Mais il ne s’inquiète guère, ni ne s’interroge sur les effets de ce changement en dépit de la tournure sanglante qu’ils semblent prendre au vu des déprédations et des morts qu’il rencontre lors d’un arrêt à une station service : plus loin, tout a l’air calme et c’est sans effort sur soi qu’il reprend naturellement le chemin du retour pour se voir, à Paris, figurer sur la liste des professeurs mis à la retraite de façon anticipée — moyennant paiement à quarante-quatre ans d’une pension à taux plein comme s’il avait effectué une carrière complète.

Sollicité par un de ses collègues promu au rang de président de l’université Sorbonne pour son affinité avec le nouveau régime, il reprend du service à l’université et finit par accéder à la requête implicite de ce dernier de se convertir à l’islam, assuré qu’il est d’épouser une, voire plusieurs de ces étudiantes voilées qui fréquentent désormais ses cours — pour son confort sexuel.

De cette autre lecture littérale, pointe à chaque ligne le thème, d’apparence subsidiaire mais d’une réalité centrale, de la déréliction dans laquelle l’individu (le narrateur dans ce cas) se trouve quasi-naturellement plongé en raison même de l’évolution de la société qui le sanctifie en s’atomisant. Les codes moraux qui s’effilochent, les inégalités qui ne cessent de croître sous l’effet des remises en cause des formes de redistribution des revenus héritées des Trente Glorieuses, un jeu politique sclérosé, etc., tout devait conduire à «l’implosion du vieux système d’une opposition binaire centre gauche — centre droit qui structurait la vie politique française depuis des temps immémoriaux [...] (page 200).

Laissant aller son hôte (le nouveau président de l’université Paris-Sorbonne) à l’exposé des faits qui signent la décadence civilisationnelle de l’Europe, le narrateur en vient à se convaincre des bienfaits de cette mutation culturelle ; la polygamie étant, lui explique son hôte, la loi propre à l’espèce humaine, s’inscrivant dans le processus de sélection naturelle par laquelle le Créateur manifeste son dessein.

Mais c’est moins la polygamie et les autres pratiques et rites liés à la religion musulmane (malgré le confort intellectuel, sexuel, etc. qu’ils lui apporteraient), que cette capacité insouciante de procréer propre aux communautés musulmanes de France et d’ailleurs qui semble exercer en filigrane sur le narrateur (l’auteur ?) une fascination au fur et à mesure du déroulé de l’exposé de son interlocuteur.

C’est cette capacité qui fait la force d’une nation, la vitalité d’une société, qui donne un sens à la vie en dépit des avanies de l’existence tandis que, signe patent du refus de procréer et phase ultime de la décadence civilisationnelle de l’occident, le mariage homosexuel est insitutionnalisé.

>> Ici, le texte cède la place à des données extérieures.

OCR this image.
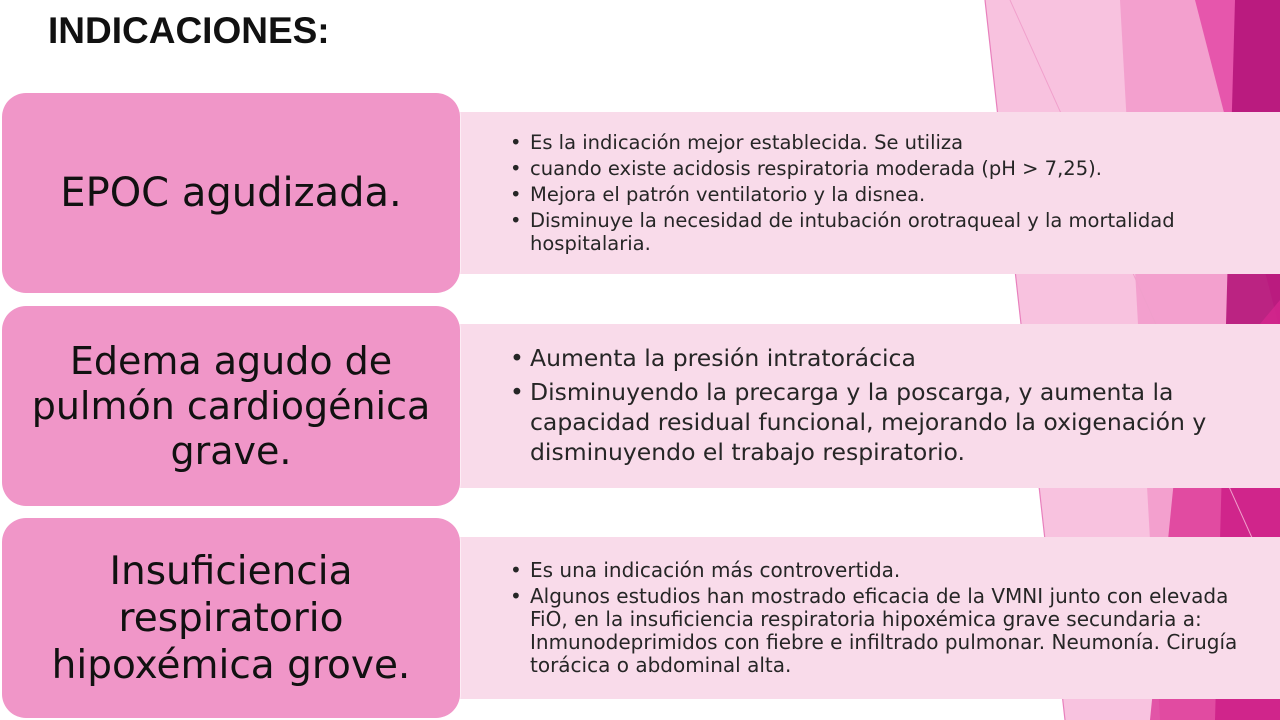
INDICACIONES:
• Es la indicación mejor establecida. Se utiliza
• cuando existe acidosis respiratoria moderada (pH > 7,25).
• Mejora el patrón ventilatorio y la disnea.
• Disminuye la necesidad de intubación orotraqueal y la mortalidad hospitalaria.
EPOC agudizada.
• Aumenta la presión intratorácica
• Disminuyendo la precarga y la poscarga, y aumenta la capacidad residual funcional, mejorando la oxigenación y disminuyendo el trabajo respiratorio.
Edema agudo de pulmón cardiogénica grave.
• Es una indicación más controvertida.
• Algunos estudios han mostrado eficacia de la VMNI junto con elevada FiO, en la insuficiencia respiratoria hipoxémica grave secundaria a: Inmunodeprimidos con fiebre e infiltrado pulmonar. Neumonía. Cirugía torácica o abdominal alta.
Insuficiencia respiratorio hipoxémica grove.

Mais l’auteur ne se hasarde pas à traiter de ce sujet encore politiquement trop sensible.

C’est d’ailleurs l’argument de la procréation qui confère un sens au choix de Michel Houellebecq de mettre en scène un parti musulman dans la course au pouvoir plutôt que le vieux parti d’extrême droite que les Français de souche n’auraient pas suivi dans sa politique de repeuplement par la préférence nationale tant ils ont fait leur le principe de l’individualisme de la société atomisée ; ce qui aurait eu pourtant l’avantage de conférer plus de réalisme — et plus de crédit — à sa fiction.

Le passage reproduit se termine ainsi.